The $30 million grant will establish the Maine Home Performance Fund. Maine Congresswoman Chellie Pingree says the program will allow homeowners to borrow money for energy efficiency improvements and then roll those loan payments into their property taxes. The loan stays with the home if it is sold.
Pingree says many homeowners hesitate to borrow money to make energy efficiency improvements because they don't know if they'll own the house long enough to recover their investment. By attaching the loan to the property, that won't be a concern.
John Brautigam, Energy Programs Director for Efficiency Maine, says efforts to implement the grant are underway. "We're going to set up the procedures and standards for participation," he says. "It's going to be through municipalities that are going to working with our office, and we're going to hope to do this as quickly as possible so people can take advantage of this before the next heating season, but it will take some time."
At the Maine Municipal Assoication, Geoff Herman says communities will have to pass ordinances to allow the loans to be rolled into property taxes.

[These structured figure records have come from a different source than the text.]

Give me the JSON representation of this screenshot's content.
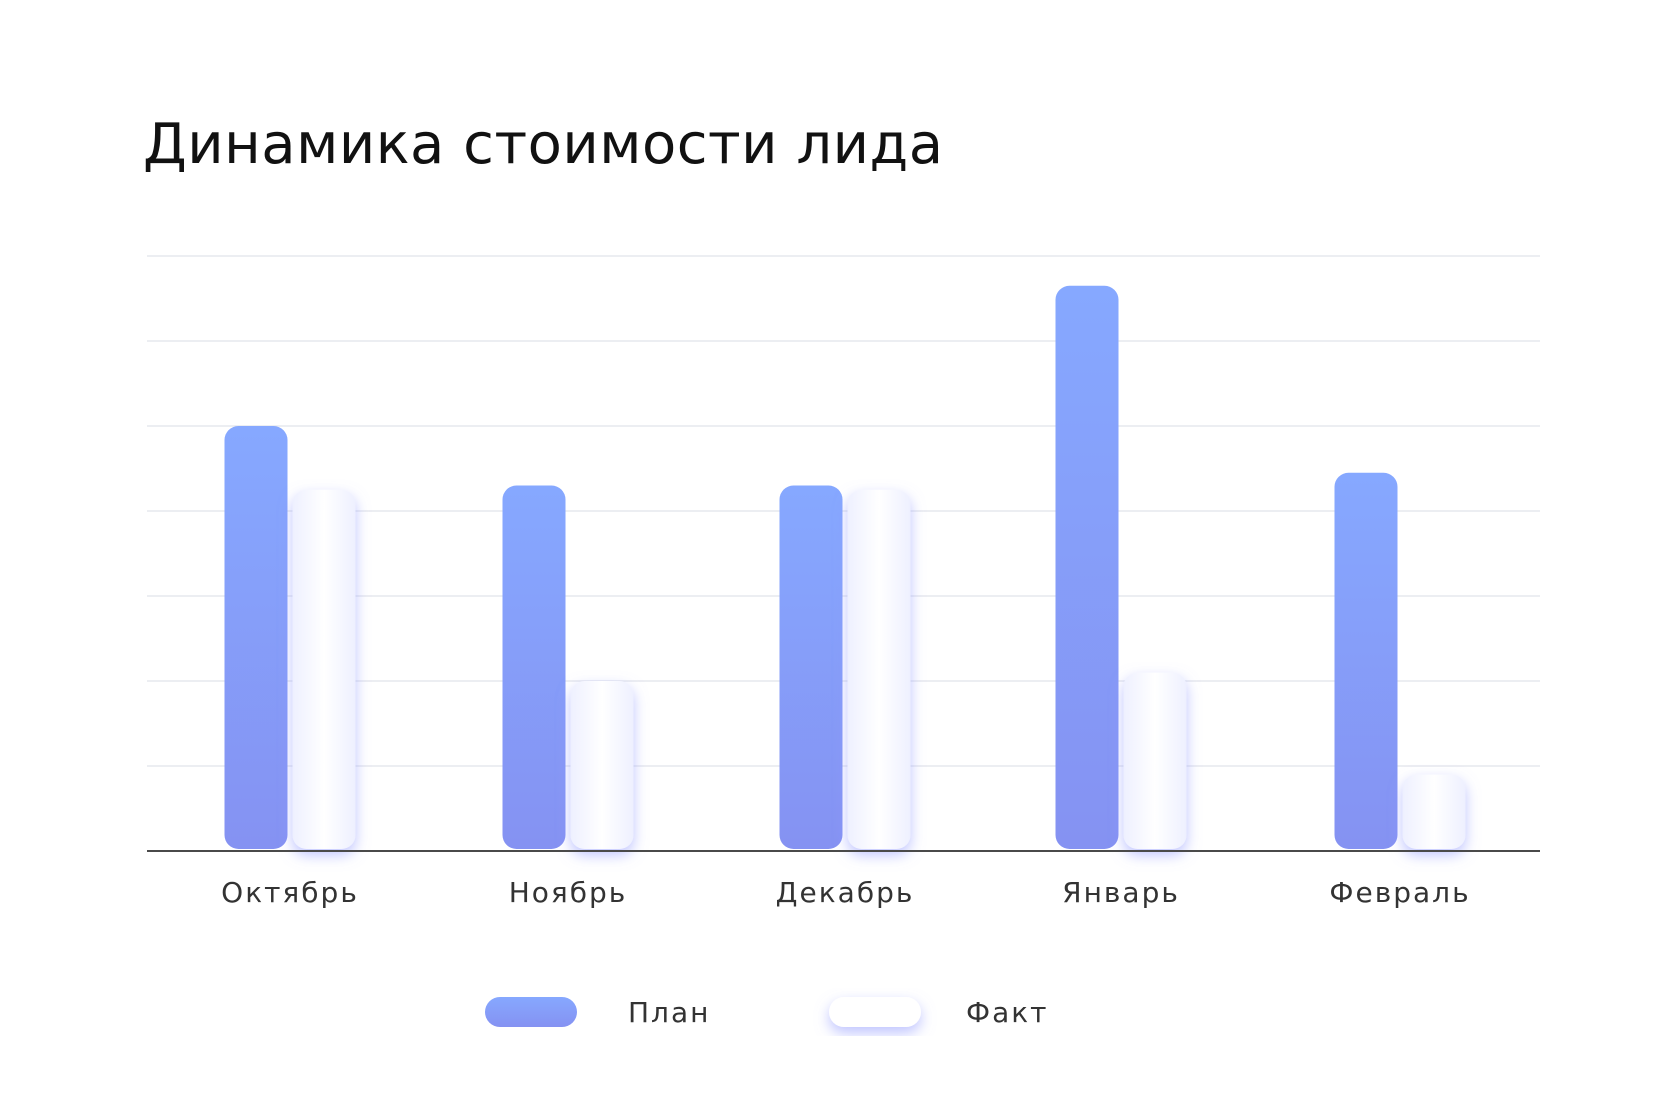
{
  "chart_data": {
    "type": "bar",
    "title": "Динамика стоимости лида",
    "categories": [
      "Октябрь",
      "Ноябрь",
      "Декабрь",
      "Январь",
      "Февраль"
    ],
    "series": [
      {
        "name": "План",
        "values": [
          5.0,
          4.3,
          4.3,
          6.65,
          4.45
        ]
      },
      {
        "name": "Факт",
        "values": [
          4.25,
          2.0,
          4.25,
          2.1,
          0.9
        ]
      }
    ],
    "xlabel": "",
    "ylabel": "",
    "ylim": [
      0,
      7
    ],
    "grid": true,
    "legend_position": "bottom",
    "colors": {
      "plan_top": "#86a8ff",
      "plan_bottom": "#8592f2",
      "fact_fill": "#ffffff",
      "fact_glow": "#8b93ff",
      "grid": "#e6e8ee",
      "axis": "#4a4a4a"
    }
  }
}
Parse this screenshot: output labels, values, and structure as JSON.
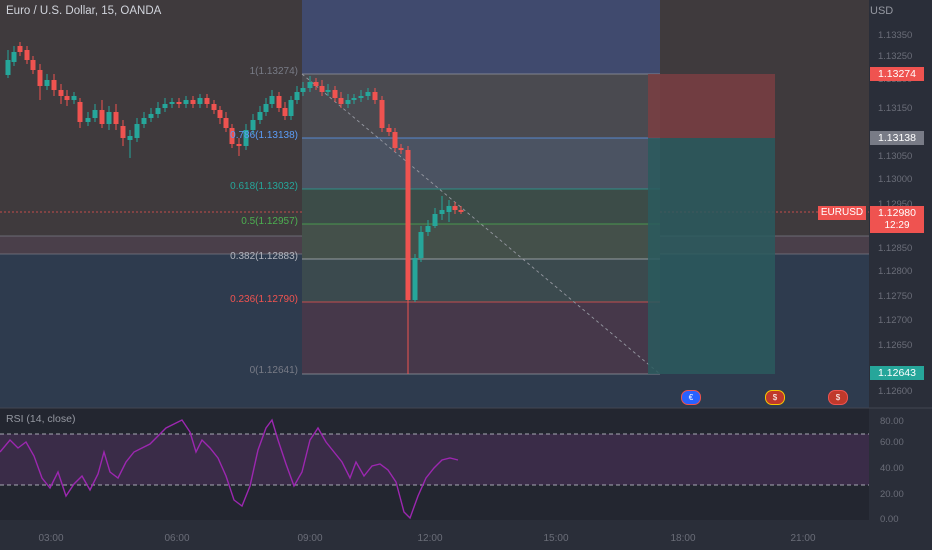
{
  "header": {
    "title": "Euro / U.S. Dollar, 15, OANDA",
    "currency": "USD"
  },
  "colors": {
    "up": "#26a69a",
    "down": "#ef5350",
    "rsi": "#9c27b0",
    "text": "#d1d4dc",
    "muted": "#787b86"
  },
  "fib_levels": [
    {
      "label": "1(1.13274)",
      "color": "#787b86"
    },
    {
      "label": "0.786(1.13138)",
      "color": "#5b9cf6"
    },
    {
      "label": "0.618(1.13032)",
      "color": "#26a69a"
    },
    {
      "label": "0.5(1.12957)",
      "color": "#4caf50"
    },
    {
      "label": "0.382(1.12883)",
      "color": "#b2b5be"
    },
    {
      "label": "0.236(1.12790)",
      "color": "#ef5350"
    },
    {
      "label": "0(1.12641)",
      "color": "#787b86"
    }
  ],
  "price_axis": {
    "ticks": [
      "1.13350",
      "1.13250",
      "1.13200",
      "1.13150",
      "1.13100",
      "1.13050",
      "1.13000",
      "1.12950",
      "1.12900",
      "1.12850",
      "1.12800",
      "1.12750",
      "1.12700",
      "1.12650",
      "1.12600"
    ],
    "badges": {
      "top": "1.13274",
      "mid": "1.13138",
      "current": "1.12980",
      "countdown": "12:29",
      "bottom": "1.12643",
      "symbol": "EURUSD"
    }
  },
  "rsi": {
    "label": "RSI (14, close)",
    "ticks": [
      "80.00",
      "60.00",
      "40.00",
      "20.00",
      "0.00"
    ]
  },
  "time_axis": [
    "03:00",
    "06:00",
    "09:00",
    "12:00",
    "15:00",
    "18:00",
    "21:00"
  ],
  "events": [
    {
      "name": "eu-event-icon",
      "symbol": "€"
    },
    {
      "name": "us-event-icon",
      "symbol": "$"
    },
    {
      "name": "us-event-icon",
      "symbol": "$"
    }
  ]
}
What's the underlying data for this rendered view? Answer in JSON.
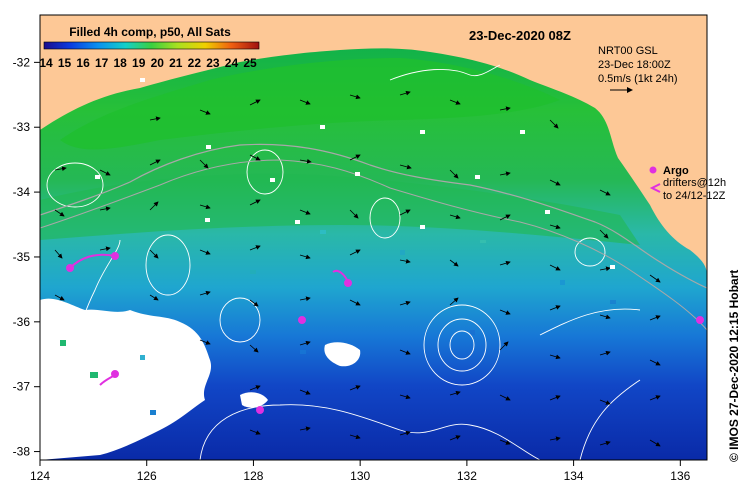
{
  "title": "23-Dec-2020 08Z",
  "colorbar": {
    "title": "Filled 4h comp, p50, All Sats",
    "ticks": [
      "14",
      "15",
      "16",
      "17",
      "18",
      "19",
      "20",
      "21",
      "22",
      "23",
      "24",
      "25"
    ]
  },
  "current_legend": {
    "line1": "NRT00 GSL",
    "line2": "23-Dec 18:00Z",
    "line3": "0.5m/s (1kt 24h)"
  },
  "argo_legend": {
    "label": "Argo",
    "line1": "drifters@12h",
    "line2": "to 24/12-12Z"
  },
  "credit": "© IMOS 27-Dec-2020 12:15 Hobart",
  "axes": {
    "x_ticks": [
      "124",
      "126",
      "128",
      "130",
      "132",
      "134",
      "136"
    ],
    "y_ticks": [
      "-32",
      "-33",
      "-34",
      "-35",
      "-36",
      "-37",
      "-38"
    ]
  },
  "colors": {
    "land": "#fdc896",
    "argo": "#e030e0"
  }
}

He says those efforts have been assisted by a bill passed earlier this year by the Maine Legislature and that communities are always looking for more ways to reduce energy consumption.
"As we're going out on the road now and talking to groups of municipal officials in various regional settings and we talk about this bill, there's quite a lot of interest expressed in it -- the nature of Maine's housing stock, the sort of inability to get what municipal folks feel is an adequate amount of resources into these types of programs," he says. "I mean, we'll note that the bond issue that just passed had a $12 million component for weatherization which got pulled out at the last minute."
While Bruatigam and Farmer expressed hopes that the state would also see an uptick in the expansion of so-called green jobs related to energy conservation, John Dorrer, director of the state's Center for Workforce Research for the state Department of Labor, says experience tends to indicate that it's the high cost of fuel, rather than the availability of energy programs, that spurs Mainers to weatherize.
At least that was what he saw when fuel prices spiked two years ago. "Once that price of home heating oil and gasoline dropped back down to $2.50, $2.70, $2.80, it caused people to sort of slow down in making those kinds of changes and innovations," he says. "So it just goes to show you how much the price of oil, gasoline, home heating oil, affects people's behavior, and that's going to have some impact, obviously, on the jobs numbers and on the demand for doing these kinds of activities."
Maine was targeted for the program because it has some of oldest housing units in the country and is situated in one of coldest climates.